All the Birds in the Sky, Charlie Jane Anders (Tor 978-0-7653-7994-8, $25.99, 320pp, hc) January 2016.
Charlie Jane Anders takes a number of fascinating genre risks in All the Birds in the Sky, her first SF/F novel, and one of the most prominent is implied by that slashmark between SF and F: the basic concept of the story revisits the aging but indomitable trope of science versus magic, centered around the two best-friend main characters, one of whom is a powerful witch and the other a brilliant, cutting-edge scientist. In the long history of magic vs. science stories, magic nearly always wins out in the end (even when they’re written by stone-cold materialists), so most readers will have a pretty good suspicion of how this tension is going to resolve itself. And, over in the romance arena, the familiar trope of inseparable childhood pals who drift apart in adulthood and later meet again, bouncing off each other like pool balls for a while, is almost always going to end up exactly where we expect it to. Finally, one of the most beloved tropes in SF is the Big Experiment That Goes Really Badly Awry, and Anders has one of those as well. In brief, there ought to be little to surprise us here – and yet All the Birds in the Sky is one of the most surprising novels I’ve read this year, and for the most part one of the most delightful. Anders manages to make all these risks pay off, even when she goes all cosmological in the end, and her main tool in accomplishing this is something as simple as tone.
For its first third, All the Birds in the Sky is an absolutely terrific YA novel about two brilliant misfit kids coping with the triple threats of dunderheaded parents, school bullies, and their own private obsessions. As a six-year-old, Patricia Delfine learns that she can talk to animals and even visits a Parliament of Birds in a giant world-tree, but her parents just see her as ‘‘acting out.’’ Laurence Armstead is a PlayStation junkie and genius tinkerer who even builds his own ‘‘two-second time machine’’ (from schematics he finds on the Web), but whose clueless parents think he should just get out more, and whose schoolmates find him an easy target. The two form an unlikely alliance, and this is where the ingratiating and somewhat goofy tone becomes almost irresistible. Anders’s approach to writing about childhood echoes that of Daniel Pinkwater, and there are two classic Pinkwater gestures early in the story. When Patricia and Laurence are improvising scenarios based on the footwear of people they see on an escalator, Patricia guesses that a man in black slippers is an assassin, ‘‘a member of a secret society of trained killers’’ – and he turns out, we are told, to be exactly that. The point of view then leaps to the assassin, Theodolphus Rose, whose assignment is to kill Patricia and Laurence. The paranoid Rose, foolishly suspecting that people are always trying to poison him, decides to enjoy his Cheesecake Factory sundae anyway. Of course, it’s poisoned.

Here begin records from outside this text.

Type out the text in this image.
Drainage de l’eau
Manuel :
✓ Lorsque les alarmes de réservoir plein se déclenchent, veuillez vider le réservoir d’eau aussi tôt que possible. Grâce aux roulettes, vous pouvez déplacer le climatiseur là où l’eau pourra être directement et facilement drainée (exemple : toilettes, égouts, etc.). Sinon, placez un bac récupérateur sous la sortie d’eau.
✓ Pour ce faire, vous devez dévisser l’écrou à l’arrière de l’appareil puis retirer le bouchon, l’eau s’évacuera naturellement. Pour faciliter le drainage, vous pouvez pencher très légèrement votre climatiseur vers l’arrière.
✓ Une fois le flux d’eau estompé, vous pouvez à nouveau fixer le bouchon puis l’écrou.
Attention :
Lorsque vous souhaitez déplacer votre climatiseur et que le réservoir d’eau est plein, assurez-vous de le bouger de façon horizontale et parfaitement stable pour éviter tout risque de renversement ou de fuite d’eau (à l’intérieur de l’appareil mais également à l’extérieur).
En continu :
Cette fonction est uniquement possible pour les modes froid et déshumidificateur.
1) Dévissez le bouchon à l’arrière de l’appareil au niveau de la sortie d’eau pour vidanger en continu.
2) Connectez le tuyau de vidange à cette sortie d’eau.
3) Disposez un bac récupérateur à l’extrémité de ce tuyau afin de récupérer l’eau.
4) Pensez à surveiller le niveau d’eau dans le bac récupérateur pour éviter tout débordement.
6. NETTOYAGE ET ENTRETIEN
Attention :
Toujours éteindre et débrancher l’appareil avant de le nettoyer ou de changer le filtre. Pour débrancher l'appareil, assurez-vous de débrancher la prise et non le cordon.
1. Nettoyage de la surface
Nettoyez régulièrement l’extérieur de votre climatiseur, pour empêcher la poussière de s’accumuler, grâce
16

Rose makes for a pretty heinous if inept villain, scheming to get Laurence shipped off to the scariest reform camp since Karen Joy Fowler’s ‘‘The Pelican Bar’’, but it’s hardly a spoiler that the kids survive, since the next chapter is a decade later, after Patricia has graduated from an elite magic school and Laurence has become a tech wunderkind involved in Elon Musk-like schemes to save the world. At first tentative, their reconnection eventually leads to a bit of it’s-about-time steamy sex and eventually to romance, but not before Patricia finds herself in trouble with her fellow magicians. It seems the small good works she does on a nightly basis are viewed as Aggrandizement, one of her magic community’s more serious taboos. Laurence has an aggrandizement problem of his own, as his major project, an antigravity device, causes one of his colleagues to disappear in a premature test, and Laurence summons Patricia in hope that her magic skills can help.
Anders isn’t really very interested in exploring the competing worldviews of scientific materialism and magical belief, and it’s just as well; that almost never leads anywhere worthwhile in telling a story. But she does set up some interesting ambiguities, such as the question of whether Patricia’s noble but small-scale fixes (like curing a friend of HIV) are more or less useful compared to the global-scale idealism that motivates Laurence and his colleagues, but which carries its own hazards. The question that dominates the second half of the novel is whether some sort of accommodation can be reached, and that in turn inevitably gets caught up in the vicissitudes of Patricia and Laurence’s own tangled relationship. The masterful, wacky, and sometimes hilarious control of tone that’s so inviting in the early chapters gets a bit wobbly from time to time later on, as the scale of the narrative spirals outward from fixing a relationship to fixing the world, but by now Anders has pretty much sold us on the sheer likeability of her flawed characters, and even if her ending may depend a bit too heavily on gonzo cosmology, these characters manage to bring it off, and so does Anders.